Tim Fountain‘s script is witty and moving and knowing (“You didn’t have to learn the whole lot,” berates Willson when Hudson reports proudly that he has learned all his lines for Magnificent Obsession, “It’s not the fucking theatre”. Quite ironic really). There’s some interesting stuff about the melding of fact and fiction.
But it’s the second act which really delivers as Willson – crushed beneath the pressure of the press – descends into alcoholism, is deserted by Hudson and – as we learn – dies penniless at a relatively young age.
Bourne delivers a superb performance, quite disturbingly convincing and – had it not been for the fact that Xavier’s trousers were irritatingly too short for most of the play – Andrew would have been quite moved.

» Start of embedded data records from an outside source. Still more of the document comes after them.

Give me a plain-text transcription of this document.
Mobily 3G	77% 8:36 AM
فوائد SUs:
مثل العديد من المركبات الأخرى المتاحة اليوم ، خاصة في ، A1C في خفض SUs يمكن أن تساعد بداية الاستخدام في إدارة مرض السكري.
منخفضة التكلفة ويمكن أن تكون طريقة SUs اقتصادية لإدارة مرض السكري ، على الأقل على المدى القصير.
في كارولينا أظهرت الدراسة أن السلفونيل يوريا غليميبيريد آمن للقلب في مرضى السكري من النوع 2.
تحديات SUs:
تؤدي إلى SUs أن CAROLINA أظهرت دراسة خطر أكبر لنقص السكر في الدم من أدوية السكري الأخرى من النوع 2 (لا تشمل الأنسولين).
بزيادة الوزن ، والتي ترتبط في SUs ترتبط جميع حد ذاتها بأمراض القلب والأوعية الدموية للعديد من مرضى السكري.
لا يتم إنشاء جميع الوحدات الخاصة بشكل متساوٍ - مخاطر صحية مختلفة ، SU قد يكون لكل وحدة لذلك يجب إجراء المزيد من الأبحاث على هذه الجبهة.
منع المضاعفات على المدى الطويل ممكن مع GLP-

A nod to designer Morgan Large, too. To see a real set at the Oval House is exciting enough; to see one with a hallway behind the door is quite sans pareil.
*Strange to see NDJ at this kind of thing. Poor old Mountford usually gets this kind of gig, but as it turned out it was quite fortunate as the director Tamara Harvey had, by coincidence, directed De Jongh’s Plague Over England. Some sub-editor has given his review the title “Macho The Day For Rock” so don’t be too harsh.